Their time up, Eddie thanked Colin and went to his car. His adrenaline was still going from the session and the-whatever-they’d-just-done with the tuning fork. A voicemail from an unidentified number was waiting for him but he wasn’t ready to listen to it. Instead he drove a few minutes to take the edge off. A few minutes turned into a half hour and when he spotted the next big parking lot, he pulled in. There was a grocery store and a restaurant with a long bar attached to it.

The neon beer signs attracted his eyes and that little weak devil inside nudged him. Just one drink wouldn’t hurt, it told him. Just one.

But there was never just one.

Never.

Even if he managed to keep it to one tonight, it would be that much easier to have two the next day, three the day after that, and…

He took a deep breath. His chest tightened as his heart raced.

He was stacking, just like Colin had explained.

Stop piling up a ton of what-ifs
.

You can only deal with the present moment.

He pulled back onto the road and drove another five minutes till he found a chain bookstore and parked.

He listened to the voicemail.

“Mr. McCloskey, this is Detective Christie with the Rariville Police Department. Please call me back as soon as you can. I’d like to enlist your help with a case I’m working.” She left her number.

Eddie had never heard of Rariville so he cross-referenced it with the area code from the phone number and realized it was roughly in the middle of Pennsylvania, maybe two hours from his apartment in Philly.

Detective Christie sounded young to be a detective. She did not have a Philly accent and he wondered if she had a Pittsburgh accent, and then wondered what a Pittsburgh accent sounded like. He had no idea.

He called her back.

“Detective, this is Eddie McCloskey returning your phone call.”

“Mr. McCloskey, do you mind if I call you Ed?”

She sounded very happy to have heard back from him, surprised even.

“Mr. McCloskey was my father. Eddie will do just fine.”

“Eddie, thank you for returning my call. I think we could use your help on a case. The county will pay for your expenses. It is urgent so I need to know if you’re available right away.”

Eddie was going dark at a house this weekend. It sounded like a run-of-the-mill residual haunting and would only require one night of work. It was times like these he considered hiring someone or at least using somebody per diem to help him with the overflow.

“I’ve got a gig coming up. Could it wait till after this weekend?”

“We need someone right away. Can you rearrange your other job? This is very important.”

He heard the urgency in her voice. She sounded nice. He wanted to help her. Maybe he could do her job quickly and be home in time for the other one. And it would keep him busy. Busy was good.
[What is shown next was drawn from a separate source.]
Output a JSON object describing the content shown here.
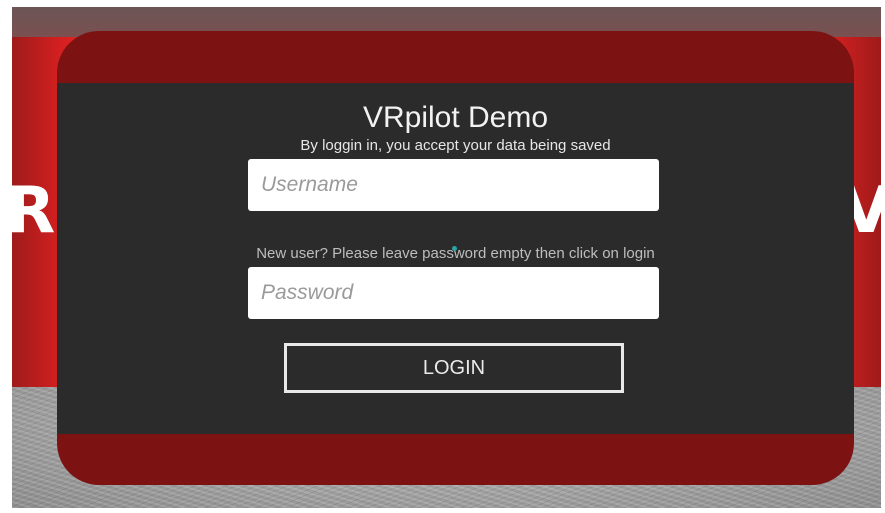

“Detective, what is this about?” he said.

“Our counsel advises that we need you to sign a non-disclosure agreement for this job.”

Eddie laughed. “If you can’t tell me what the job is, how can I make a decision?”

“That’s what the lawyer told me to do. But I don’t like lawyers very much. I need somebody good. I heard you were good. So I’ll tell you if you promise to keep it a secret.”

“Cross my heart.”

“Can ghosts kill people?”

***

Eddie packed a bag of clean-enough clothes and grabbed his gear. He checked the time. A little after 9:00PM, so he figured it was safe to call Stan, his best friend and the guy he always turned to for advice and quick and dirty research.

Stan and his wife Moira had a very young daughter named Maddy. Eddie knew she went to bed a little after dinner so he figured it was a good time to catch Stan. His friend wouldn’t be distracted.

Stan answered on the second ring.

Of course Maddy was screaming in the background.

“Every time I call that kid is in tears,” Eddie said. “What the hell are you guys doing to her?”

“Fuck off, I’ll call you back,” Stan said.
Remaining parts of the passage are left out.